BANGOR, Maine — City economic development director Rod McKay began his tenure in the early 1980s, not long after Bangor’s unsuccessful urban renewal initiative and a surge in commercial development away from the downtown.

One of the first things McKay did when he took over economic development in Bangor was to dust off some old photographs of the city’s vast riverfront acreage. The Penobscot River is tied strongly to Bangor’s history as the Lumber Capital of the World, but logs had not floated down the waterway in years.

Still, McKay and others saw tremendous potential in that almost forgotten area.

Fast forward 25 years and Bangor’s riverfront is thriving, and even greater things are on the horizon. Thanks to annual events such as the American Folk Festival, there is renewed interest both in preserving and developing the riverfront as a destination within the city.

As the city prepares to embark on the next phase of its redevelopment, McKay reflected on how far things have come and also how much work remains.

“It started out as a much smaller project,” he said in a recent interview. “And then the city kept acquiring property along the water. For years, there was all this acquisition and demolition.”

The thought was to tear down and then build up stronger, he said. Tearing down was easy, but the building up has been a slow process. In fact, most of the improvements to the area that borders the Penobscot from the Veterans Bridge to the Joshua Chamberlain Bridge have been to the infrastructure and are not easily visible.

That will largely be the case with the latest phase, too, although there also will be some obvious changes.

The latest $1.8 million project — funded mostly with various grants — will include a boat launch off Dutton Street for canoes and kayaks, framework for an outdoor amphitheater and a new parking area off Railroad Street. It will include installing electric and water infrastructure to support public events such as the Folk Festival and will make improvements to storm-water management in the environmentally sensitive area.

Bangor city councilors voted unanimously earlier this week to award the project to S.H. Bridges, a local firm that will work closely with the Massachusetts-based design company Shadley Associates.

“There was high interest in the project,” said Pam Shadley of Shadley Associates. “It’s going to be fun to watch it progress.”

Work is expected to begin next month and wrap up sometime before the Folk Festival in late August.

In the last few years, the area has seen numerous changes, including adding a pedestrian walkway that runs from behind the Sea Dog Restaurant toward Hollywood Slots. There are sidewalks and lampposts and plenty of green grass to entice pedestrians. More and more small cruise ships have been coming up the Penobscot to dock in Bangor, something city leaders hope will continue.

Future plans envision expanding that pathway for bicycle use, as well as preserving additional green space. Some plans include a seasonal ice-skating rink, picnic tables and benches and an outdoor amphitheater for concerts and other events.

As plans have plodded along, one of the crucial elements of redeveloping the riverfront has always been private development. In fact, in 2006, the city created a downtown development tax increment financing, or TIF, district specifically to help harness some tax money from any development and use it for improvements specific to the area.

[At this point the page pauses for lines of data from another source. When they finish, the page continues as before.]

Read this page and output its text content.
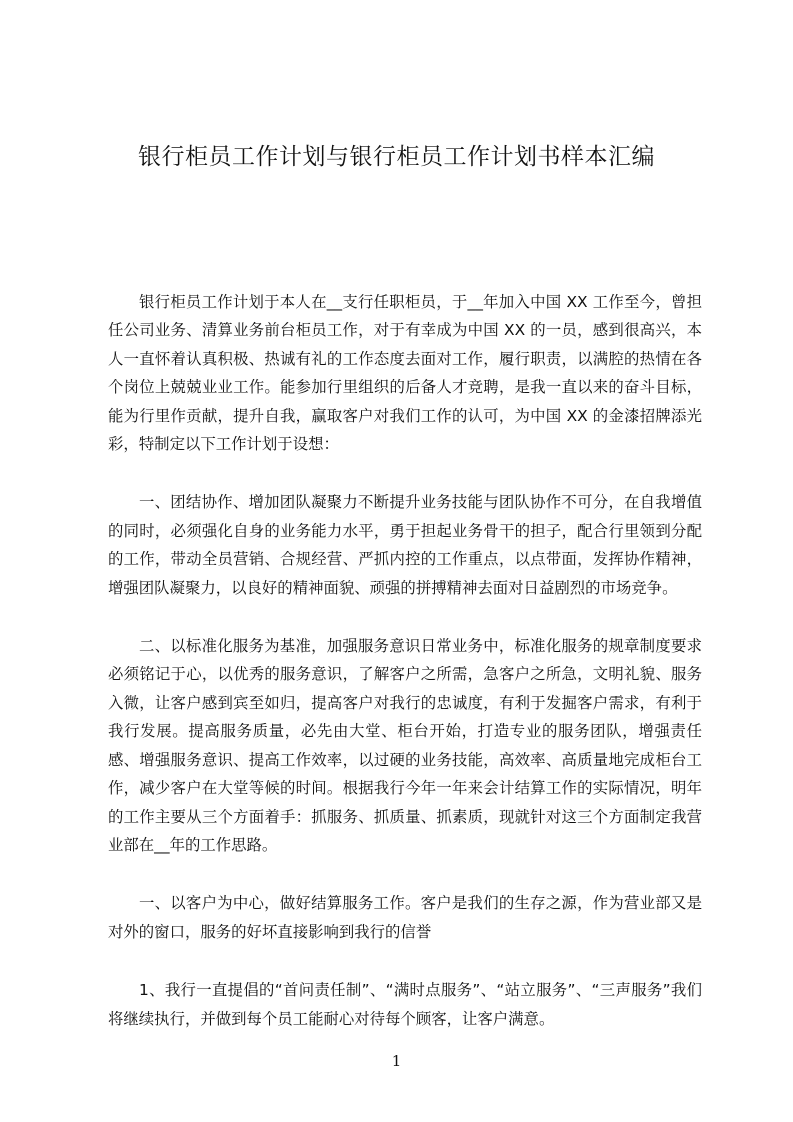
银行柜员工作计划与银行柜员工作计划书样本汇编

银行柜员工作计划于本人在__支行任职柜员，于__年加入中国 XX 工作至今，曾担任公司业务、清算业务前台柜员工作，对于有幸成为中国 XX 的一员，感到很高兴，本人一直怀着认真积极、热诚有礼的工作态度去面对工作，履行职责，以满腔的热情在各个岗位上兢兢业业工作。能参加行里组织的后备人才竞聘，是我一直以来的奋斗目标，能为行里作贡献，提升自我，赢取客户对我们工作的认可，为中国 XX 的金漆招牌添光彩，特制定以下工作计划于设想：

一、团结协作、增加团队凝聚力不断提升业务技能与团队协作不可分，在自我增值的同时，必须强化自身的业务能力水平，勇于担起业务骨干的担子，配合行里领到分配的工作，带动全员营销、合规经营、严抓内控的工作重点，以点带面，发挥协作精神，增强团队凝聚力，以良好的精神面貌、顽强的拼搏精神去面对日益剧烈的市场竞争。

二、以标准化服务为基准，加强服务意识日常业务中，标准化服务的规章制度要求必须铭记于心，以优秀的服务意识，了解客户之所需，急客户之所急，文明礼貌、服务入微，让客户感到宾至如归，提高客户对我行的忠诚度，有利于发掘客户需求，有利于我行发展。提高服务质量，必先由大堂、柜台开始，打造专业的服务团队，增强责任感、增强服务意识、提高工作效率，以过硬的业务技能，高效率、高质量地完成柜台工作，减少客户在大堂等候的时间。根据我行今年一年来会计结算工作的实际情况，明年的工作主要从三个方面着手：抓服务、抓质量、抓素质，现就针对这三个方面制定我营业部在__年的工作思路。

一、以客户为中心，做好结算服务工作。客户是我们的生存之源，作为营业部又是对外的窗口，服务的好坏直接影响到我行的信誉

1、我行一直提倡的“首问责任制”、“满时点服务”、“站立服务”、“三声服务”我们将继续执行，并做到每个员工能耐心对待每个顾客，让客户满意。

1
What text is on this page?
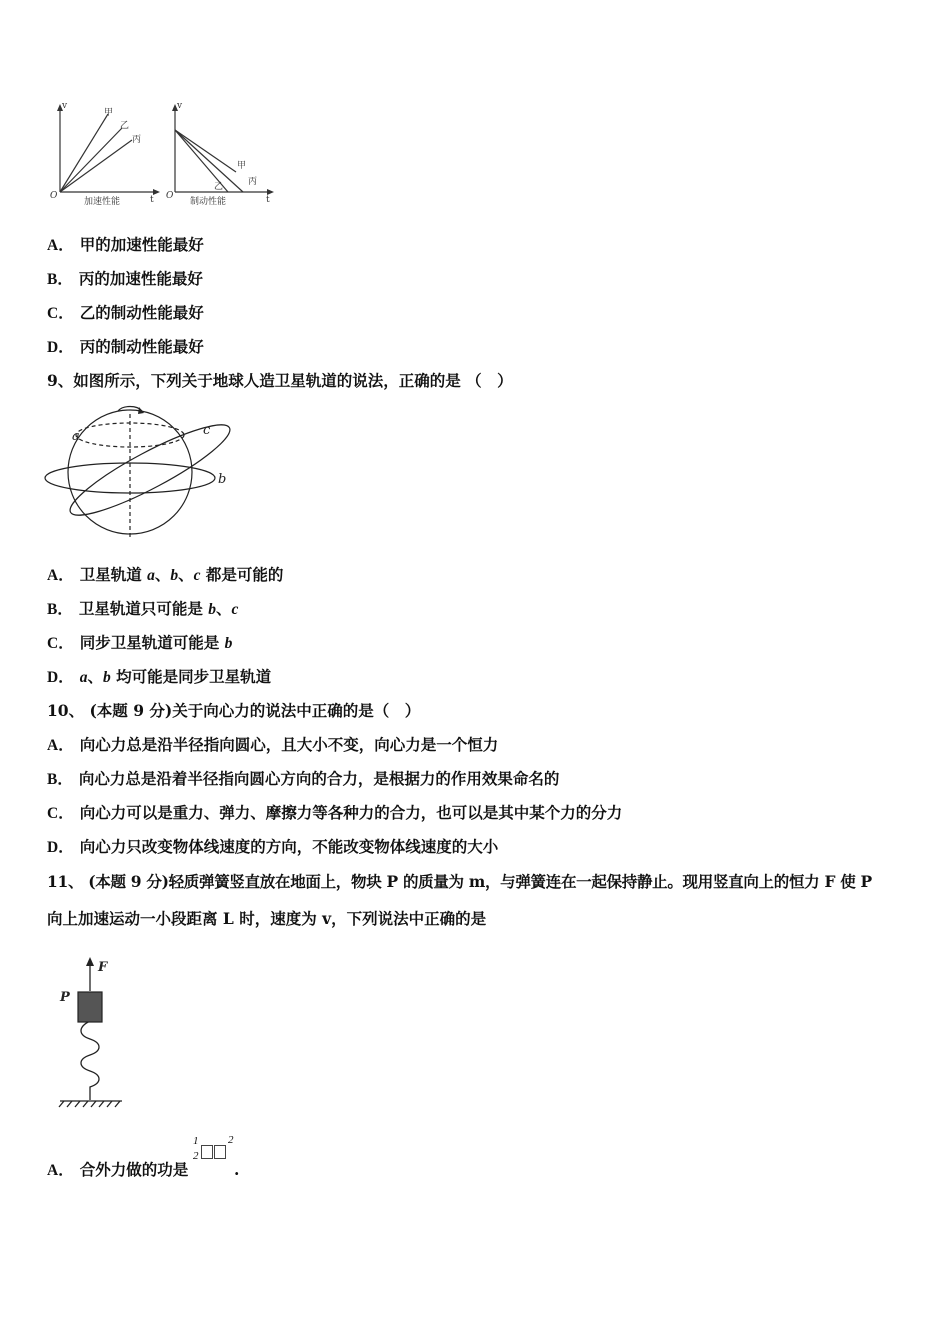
v
O	t
加速性能
甲
乙
丙
v
O	t
制动性能
甲
乙	丙
A． 甲的加速性能最好
B． 丙的加速性能最好
C． 乙的制动性能最好
D． 丙的制动性能最好
9、如图所示，下列关于地球人造卫星轨道的说法，正确的是 （　）
a
b
c
A． 卫星轨道 a、b、c 都是可能的
B． 卫星轨道只可能是 b、c
C． 同步卫星轨道可能是 b
D． a、b 均可能是同步卫星轨道
10、 (本题 9 分)关于向心力的说法中正确的是（　）
A． 向心力总是沿半径指向圆心，且大小不变，向心力是一个恒力
B． 向心力总是沿着半径指向圆心方向的合力，是根据力的作用效果命名的
C． 向心力可以是重力、弹力、摩擦力等各种力的合力，也可以是其中某个力的分力
D． 向心力只改变物体线速度的方向，不能改变物体线速度的大小
11、 (本题 9 分)轻质弹簧竖直放在地面上，物块 P 的质量为 m，与弹簧连在一起保持静止。现用竖直向上的恒力 F 使 P
向上加速运动一小段距离 L 时，速度为 v，下列说法中正确的是
F
P
A． 合外力做的功是
1
2
2
.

So far, the only businesses paying into the downtown TIF are Hollywood Slots and a few others, but the city remains hopeful.

“I think it will be quite a few years before we see benefits from that,” Councilor Richard Stone said recently. “But we’ll take it as it comes.”

Indeed, there are some real challenges to developing along the riverfront. Just ask Mo Fer or John Sites. Both men tried to move forward with plans for a condominium complex overlooking the water. Both plans fell through.

Other development projects, including a $4.3 million mixed-use commercial building by local developer Larry Springer, have failed to get off the ground, although McKay said Springer remains interested. Another local businessman, Chris Hutchins, pledged to donate $3 million to the city to construct the outdoor amphitheater but later withdrew that commitment.

“Those are some challenging sites there no doubt,” McKay said. “We’ve tried to provide as much incentive as possible.

“I think the city is waiting for high-quality development that fits in with the aesthetics of the area. As things progress, there will be renewed interest.”

Stone said he’s not concerned that private development won’t come back.

“In some ways, those developers look pretty sharp when you consider the economy now,” he said. “People had been so used to throwing money at things. They are probably happy they didn’t get financing.”

Certainly the addition of Hollywood Slots at the far end of the riverfront area will help attract business. If the city is successful in building a new auditorium at Bass Park within the next few years, that could provide an economic spark as well, McKay said. Finally, the recent improvements to the area’s infrastructure could give potential developers one more reason to take another look at the riverfront.

Asked whether the redevelopment has taken too long, McKay, who is well into his third decade of hashing out a master plan, smiled.

“It’s gone pretty much at a pace of money available,” he said. “We never wanted to do something that was going to burden the taxpayers.”